Dr. Mason B. Tomson is a Professor of Civil and Environmental Engineering at Rice University. While at Rice, he has directed research grants totaling over fifteen million dollars. His research team was one of the first (circa 1978) to prove that ground water could be readily contaminated by organic chemicals from the surface; they then developed and demonstrated the concepts of facilitated (enhanced) transport and more recently of irreversible (resistant) desorption of chemicals from soils and sediments.  These concepts have since been applied to fullerene and activated carbon nanoparticles.  Professor Tomson directs four research projects, two from NSF on nanotechnology, one from EPA on heavy metals in sediments, and a Brine Chemistry Consortium of eighteen oil and gas production and service companies.  Professor Tomson also leads an effort to establish a joint program between Rice University and Nankai University in Tianjin, China, on sustainable environmental development. 

Dr. Tomson has authored or coauthored over 200 articles in high impact journals, including Science, Journal of the American Chemical Society, Environmental Science and Technology, and Oil and Gas Journal; he holds four patents and has authored two books.  He also serves on the editorial boards of J. Envi.
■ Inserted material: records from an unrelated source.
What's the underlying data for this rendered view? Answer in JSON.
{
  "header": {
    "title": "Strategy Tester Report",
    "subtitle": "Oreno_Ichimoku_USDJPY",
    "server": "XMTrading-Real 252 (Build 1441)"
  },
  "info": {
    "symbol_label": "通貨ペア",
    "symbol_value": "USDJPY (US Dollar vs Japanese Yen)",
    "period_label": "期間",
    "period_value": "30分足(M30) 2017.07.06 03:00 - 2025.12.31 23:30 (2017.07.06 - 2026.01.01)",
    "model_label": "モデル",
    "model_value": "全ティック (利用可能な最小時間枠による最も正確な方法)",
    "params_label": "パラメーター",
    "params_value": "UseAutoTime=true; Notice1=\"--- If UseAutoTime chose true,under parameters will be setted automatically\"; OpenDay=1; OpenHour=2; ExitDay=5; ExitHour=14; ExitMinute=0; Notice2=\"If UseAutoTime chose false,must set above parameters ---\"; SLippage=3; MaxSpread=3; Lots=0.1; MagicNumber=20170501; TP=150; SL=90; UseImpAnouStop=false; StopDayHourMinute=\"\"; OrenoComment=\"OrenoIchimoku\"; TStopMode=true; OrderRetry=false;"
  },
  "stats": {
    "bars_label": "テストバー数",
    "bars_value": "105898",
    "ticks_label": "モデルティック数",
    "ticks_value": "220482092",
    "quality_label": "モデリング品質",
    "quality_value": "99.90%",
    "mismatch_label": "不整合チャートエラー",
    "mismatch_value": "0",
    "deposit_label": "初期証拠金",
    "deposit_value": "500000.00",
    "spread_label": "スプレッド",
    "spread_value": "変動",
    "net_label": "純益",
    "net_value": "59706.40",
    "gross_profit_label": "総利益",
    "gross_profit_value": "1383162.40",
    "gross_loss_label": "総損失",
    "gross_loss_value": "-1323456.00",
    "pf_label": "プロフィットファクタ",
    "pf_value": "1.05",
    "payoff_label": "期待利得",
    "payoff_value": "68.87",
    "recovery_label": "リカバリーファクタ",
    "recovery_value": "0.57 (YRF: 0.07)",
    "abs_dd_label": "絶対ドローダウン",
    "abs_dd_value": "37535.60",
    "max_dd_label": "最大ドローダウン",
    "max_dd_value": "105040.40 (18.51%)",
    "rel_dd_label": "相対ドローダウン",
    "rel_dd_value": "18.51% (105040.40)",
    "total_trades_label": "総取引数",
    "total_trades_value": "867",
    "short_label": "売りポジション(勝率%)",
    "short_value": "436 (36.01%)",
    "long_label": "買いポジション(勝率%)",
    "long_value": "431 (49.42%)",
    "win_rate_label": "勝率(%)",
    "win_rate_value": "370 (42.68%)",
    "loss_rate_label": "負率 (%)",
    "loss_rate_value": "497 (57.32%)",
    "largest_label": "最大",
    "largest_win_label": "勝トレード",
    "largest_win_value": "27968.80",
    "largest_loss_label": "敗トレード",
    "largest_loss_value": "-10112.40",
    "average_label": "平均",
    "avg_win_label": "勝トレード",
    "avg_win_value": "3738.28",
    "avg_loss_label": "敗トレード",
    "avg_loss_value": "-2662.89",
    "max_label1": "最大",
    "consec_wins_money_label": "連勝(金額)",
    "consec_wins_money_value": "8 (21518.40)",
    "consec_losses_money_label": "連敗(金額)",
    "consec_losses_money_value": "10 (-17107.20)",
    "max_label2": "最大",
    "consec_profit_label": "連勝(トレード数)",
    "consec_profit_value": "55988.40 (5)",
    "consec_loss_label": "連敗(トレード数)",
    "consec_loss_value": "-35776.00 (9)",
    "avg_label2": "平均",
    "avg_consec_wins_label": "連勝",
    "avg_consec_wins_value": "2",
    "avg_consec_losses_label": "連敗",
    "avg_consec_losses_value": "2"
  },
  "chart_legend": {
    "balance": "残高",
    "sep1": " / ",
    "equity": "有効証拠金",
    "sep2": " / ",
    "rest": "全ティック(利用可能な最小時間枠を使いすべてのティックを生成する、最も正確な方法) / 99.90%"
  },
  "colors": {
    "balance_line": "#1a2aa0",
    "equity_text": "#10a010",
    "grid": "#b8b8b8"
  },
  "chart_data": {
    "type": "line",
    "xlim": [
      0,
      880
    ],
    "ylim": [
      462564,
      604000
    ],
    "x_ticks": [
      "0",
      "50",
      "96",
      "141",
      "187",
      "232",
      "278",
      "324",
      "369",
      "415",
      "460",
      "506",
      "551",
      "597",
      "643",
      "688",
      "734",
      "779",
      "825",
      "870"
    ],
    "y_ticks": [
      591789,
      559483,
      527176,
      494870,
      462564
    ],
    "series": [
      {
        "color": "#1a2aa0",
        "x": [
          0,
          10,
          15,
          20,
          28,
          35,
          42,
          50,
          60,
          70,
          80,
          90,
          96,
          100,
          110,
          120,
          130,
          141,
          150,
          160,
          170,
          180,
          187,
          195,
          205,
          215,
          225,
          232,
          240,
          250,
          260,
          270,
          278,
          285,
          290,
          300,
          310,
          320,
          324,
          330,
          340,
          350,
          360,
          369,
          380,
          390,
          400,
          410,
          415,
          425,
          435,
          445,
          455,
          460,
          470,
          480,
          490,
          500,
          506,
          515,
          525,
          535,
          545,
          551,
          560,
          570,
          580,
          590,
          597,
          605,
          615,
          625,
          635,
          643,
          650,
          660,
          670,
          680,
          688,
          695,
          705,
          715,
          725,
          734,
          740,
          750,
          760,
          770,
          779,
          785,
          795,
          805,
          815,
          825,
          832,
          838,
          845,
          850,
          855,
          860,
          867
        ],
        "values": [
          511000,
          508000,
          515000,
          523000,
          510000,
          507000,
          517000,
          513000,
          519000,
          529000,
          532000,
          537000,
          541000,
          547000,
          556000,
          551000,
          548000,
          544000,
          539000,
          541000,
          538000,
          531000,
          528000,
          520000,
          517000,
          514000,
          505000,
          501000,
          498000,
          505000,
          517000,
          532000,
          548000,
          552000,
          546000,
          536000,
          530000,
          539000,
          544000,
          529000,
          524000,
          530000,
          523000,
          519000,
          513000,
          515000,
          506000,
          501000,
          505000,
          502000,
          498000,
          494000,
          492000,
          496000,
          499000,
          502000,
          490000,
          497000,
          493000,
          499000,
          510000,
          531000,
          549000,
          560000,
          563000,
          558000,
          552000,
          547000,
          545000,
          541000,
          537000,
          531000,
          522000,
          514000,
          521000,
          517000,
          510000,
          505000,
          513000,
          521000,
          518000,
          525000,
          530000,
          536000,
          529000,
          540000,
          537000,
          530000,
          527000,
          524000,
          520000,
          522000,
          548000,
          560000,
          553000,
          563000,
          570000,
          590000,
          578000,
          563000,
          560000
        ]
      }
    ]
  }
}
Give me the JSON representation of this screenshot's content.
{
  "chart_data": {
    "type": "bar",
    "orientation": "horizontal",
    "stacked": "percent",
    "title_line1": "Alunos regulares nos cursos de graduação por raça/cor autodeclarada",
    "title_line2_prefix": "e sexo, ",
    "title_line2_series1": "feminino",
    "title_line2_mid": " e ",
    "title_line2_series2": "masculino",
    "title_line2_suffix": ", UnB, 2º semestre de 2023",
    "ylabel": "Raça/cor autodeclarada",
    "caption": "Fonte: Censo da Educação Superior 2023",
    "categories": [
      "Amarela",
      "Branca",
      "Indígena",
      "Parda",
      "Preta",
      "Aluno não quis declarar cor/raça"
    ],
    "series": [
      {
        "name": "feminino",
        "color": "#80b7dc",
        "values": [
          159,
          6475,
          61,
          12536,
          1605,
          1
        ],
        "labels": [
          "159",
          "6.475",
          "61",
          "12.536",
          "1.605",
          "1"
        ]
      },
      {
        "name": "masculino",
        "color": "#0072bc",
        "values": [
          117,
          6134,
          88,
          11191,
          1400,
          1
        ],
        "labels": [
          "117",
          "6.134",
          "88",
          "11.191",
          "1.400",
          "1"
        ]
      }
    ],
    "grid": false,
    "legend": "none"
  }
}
Sci. and Health, SPE Production and Facilities J., on the Science Advisory Committee of EPA’s IPEC at U. of Tulsa, and on the Steering Committee of the SPE Oilfield Scale Annual Conference in Scotland. 

Presentation Description
Transport of carbon and metal-oxide nanoparticles in soil and soil components
Nanoparticle transport in soils is of concern for the fate of the nanoparticles and for what they might co-transport as sorbed contaminants.  Numerous efforts have focused on describing the movement of these particles in monodisperse porous media, such as grass beads or sand, but little progress has been made in transferring those observations to heterogeneous soils, let alone, what happens to sorbed contaminants in these natural porous media.  We started with a well-defined soil and systematically added and removed fractions to identify the key materials and structures that account for nano-particle transport in batch and soil columns in the presence and absence of typical surface active materials.  A range of solution compositions common to natural waters have been examined.  Focus has been on nano-C60, magnetite, and anatase.  Then, by pre-equilibrating these nanoparticles with contaminants we have demonstrated facilitated transport of nanoparticles and resistant desorption of co-transported adsorbents.  Sorption isotherms and particle interaction theory have been combined with standard transport models to present, for the first time, a realistic view of nanoparticle transport in a natural soil.